Clive Bell is Professor of Economics, Emeritus, University of Heidelberg. His chief areas of research are rural economic organisation and social cost-benefit analysis. His more recent work, motivated by the AIDS epidemic in Africa, deals with the interplay of premature adult mortality, the destruction of physical capital and accumulation in the long run. He has held positions at the World Bank and the Johns Hopkins, Vanderbilt and Regensburg Universities.
Martin Ravallion holds the inaugural Edmond D. Villani Chair of Economics at Georgetown University. Previously he was Director of the World Bank’s research department, the Development Research Group. Martin’s main research interests over the last 30 years have concerned poverty and policies for fighting it. He has written extensively on this and other subjects in economics, including six books and 250 papers in scholarly journals and edited volumes.
Anthony Shorrocks, former Director of UNU-WIDER, has taught at the London School of Economics and at the University of Essex, and has held visiting appointments in the USA, Canada, Italy and Russia. He has played a key role in developing the Global Wealth Report and has been published extensively in leading economic journals on topics concerned with income and wealth distribution, inequality, poverty and mobility.
Janet C. Gornick is Professor of Political Science and Sociology at The Graduate Center, City University of New York. She also serves as Director of the Stone Center on Socio-Economic Inequality, as Director of the US Office of LIS, and as LIS Senior Scholar. Most of her research is comparative and concerns social welfare policies and their impact on gender disparities in the labour market and income inequality.

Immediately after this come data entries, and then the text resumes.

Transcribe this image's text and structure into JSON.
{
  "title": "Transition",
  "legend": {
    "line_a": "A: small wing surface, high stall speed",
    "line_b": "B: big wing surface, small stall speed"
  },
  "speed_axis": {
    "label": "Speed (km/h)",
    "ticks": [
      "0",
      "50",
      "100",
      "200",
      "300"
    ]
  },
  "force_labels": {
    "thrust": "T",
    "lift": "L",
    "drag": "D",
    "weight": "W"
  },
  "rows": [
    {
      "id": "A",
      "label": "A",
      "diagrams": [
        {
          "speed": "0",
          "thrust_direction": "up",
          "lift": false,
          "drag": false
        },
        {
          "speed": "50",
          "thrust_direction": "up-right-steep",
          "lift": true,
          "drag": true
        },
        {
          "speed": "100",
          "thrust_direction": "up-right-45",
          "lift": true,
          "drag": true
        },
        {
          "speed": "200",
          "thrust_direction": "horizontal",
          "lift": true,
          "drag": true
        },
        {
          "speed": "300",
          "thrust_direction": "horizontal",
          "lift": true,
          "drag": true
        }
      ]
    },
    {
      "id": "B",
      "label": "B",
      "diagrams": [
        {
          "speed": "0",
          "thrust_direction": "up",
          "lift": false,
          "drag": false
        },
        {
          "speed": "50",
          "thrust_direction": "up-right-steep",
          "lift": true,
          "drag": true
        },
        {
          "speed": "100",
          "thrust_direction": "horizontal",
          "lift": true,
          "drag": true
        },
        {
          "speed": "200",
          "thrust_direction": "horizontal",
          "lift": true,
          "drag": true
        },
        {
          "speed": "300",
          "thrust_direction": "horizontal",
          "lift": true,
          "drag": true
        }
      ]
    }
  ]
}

Carlos Gradín is a Research Fellow at UNU-WIDER. His main research focuses on the study of poverty, inequality and discrimination in both developed and developing countries, especially between population groups. Dr Gradín has published in specialized journals, such as the Journal of Economic Inequality, Review of Income and Wealth, Review of Household Economics, Journal of Development Studies, Regional Studies, Journal of African Economies, and Industrial Relations.